Floor Tape Store

Wednesday, November 16, 2022

Action Centered Leadership

Every business wants to be successful and generate results. If only there was a simple formula we could use to make that happen. Well actually, for decades there has been. Maybe you’re not familiar with it but that’s what I’m sharing with you today. We are looking at John Adair’s Action Centered Leadership model.

Back in 1973, British leadership expert John Adair published his action centered leadership model. It’s also known as the “three-circle” model. He developed this model during the 60s to show a more relevant and modern leadership approach.

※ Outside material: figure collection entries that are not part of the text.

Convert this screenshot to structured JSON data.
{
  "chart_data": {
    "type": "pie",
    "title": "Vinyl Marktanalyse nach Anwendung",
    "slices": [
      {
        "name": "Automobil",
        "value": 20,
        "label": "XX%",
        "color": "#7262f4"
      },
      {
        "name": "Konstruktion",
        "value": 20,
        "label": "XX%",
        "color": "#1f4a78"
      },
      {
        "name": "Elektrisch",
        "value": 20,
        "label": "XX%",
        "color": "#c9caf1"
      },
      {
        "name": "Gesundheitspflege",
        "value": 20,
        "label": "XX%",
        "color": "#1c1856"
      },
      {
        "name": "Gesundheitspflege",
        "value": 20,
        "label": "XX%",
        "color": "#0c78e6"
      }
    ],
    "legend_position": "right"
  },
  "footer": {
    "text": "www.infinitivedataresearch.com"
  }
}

Model of Action-Centered Leadership is developed by focusing on what leaders do and is based on the following principles:

  • The task can only be performed by the team rather than any one person/leader
  • The team will excel only when all members are fully developed
  • The members must be motivated and need to challenge the task
  • Leadership can be taught; if one person can do something, then others can also learn to do it

Adair’s action model can be represented by Adair’s three circles, which illustrates his three core management responsibilities. Each of these three elements plays an important role in the leadership, and only when all three are balanced properly, the leader is going to be successful and effective:

1. Achieving the task: Task is the foundation that creates the need for leadership. Without the task, there is no need for any leadership. Every leadership role is developed because there is a goal in mind, and someone needs to be in charge of directing the team toward that goal.

2. Managing the team or group: To achieve tasks, the team is essential. The team is made up of individuals having different skills and experiences, and they collectively contribute to the business goal. A leader’s key responsibility is to motivate the team members to put in their best for the best possible performance towards completing the task.

3. Managing/Empowering individuals: The leader is responsible for each individual employee, his progress, and development. Forgetting about individuals as humans and treating them only as a resource that must do what is best for the organization is a big leadership mistake. Extracting the best effort from each person on the team requires treating them with trust and respect as individuals that they are. Each individual needs recognition by means of salary, fun, and challenging work and responsibility.

Adair focused on 8 key functions for action centered leadership to happen.  

  • Defining the task: here we are creating clarity and setting the direction. We should use SMARTER goals to help achieve these results.  
  • Planning: it’s about having a strategy to achieve the task. We need to look at all options and take suggestions from the team when planning what to do and how to do it.  
  • Briefing the team: we need to communicate with the team regularly. Here we are providing feedback and accepting input.   
  • Controlling what happens: we will have control measures in place to maintain standards. These measures will ensure we are monitoring the situation and taking action when needed.  
  • Evaluating results: it’s important that we’re reviewing individual and team performance and tracking milestones. We also need to identify areas of improvement.  
  • Motivating individuals: we are responsible for providing recognition and praise, using motivators effectively.  Therefore, we are keeping the team driven to achieve the results.  
  • Organizing people: All leaders need to have the capability of arranging the team into a highly functional unit. We do this by using time management, delegation, and development to keep people on track.  
  • Setting an example: here we need to lead by example. We cannot expect the team to follow our lead if we are inconsistent.  

As you can see, all 3 elements of Task, Team and Individual feature throughout these key functions. 

Some criticize the hierarchical approach that Adair’s theory takes, claiming it does not allow for modern organizational structures that tend to be more linear. Current thinking suggests that leadership should focus on empowerment, enabling and encouraging innovation, whereas Adair takes a more traditional approach which could be seen as authoritarian.

However, others claim that the simplicity of Adair’s model makes it ‘timeless’ and the simple, practical framework provides clarity to the role of a leader. The simplicity of Adair’s ideas results in this model being relevant to leaders, irrespective of the sector they work in and the task being completed.

Successful implementation of Adair’s model will enable leaders to

- Build morale

- Achieve strong results

- Improve work quality

- Develop strong teams

- Improve productivity

Overall, I highly recommend learning this simple model and using action centered leadership. This approach will help us focus on those 3 key elements better. It also allows us to practice those 8 functions that Adair highlighted to allow this model to work even better. Give it a try and see the benefits.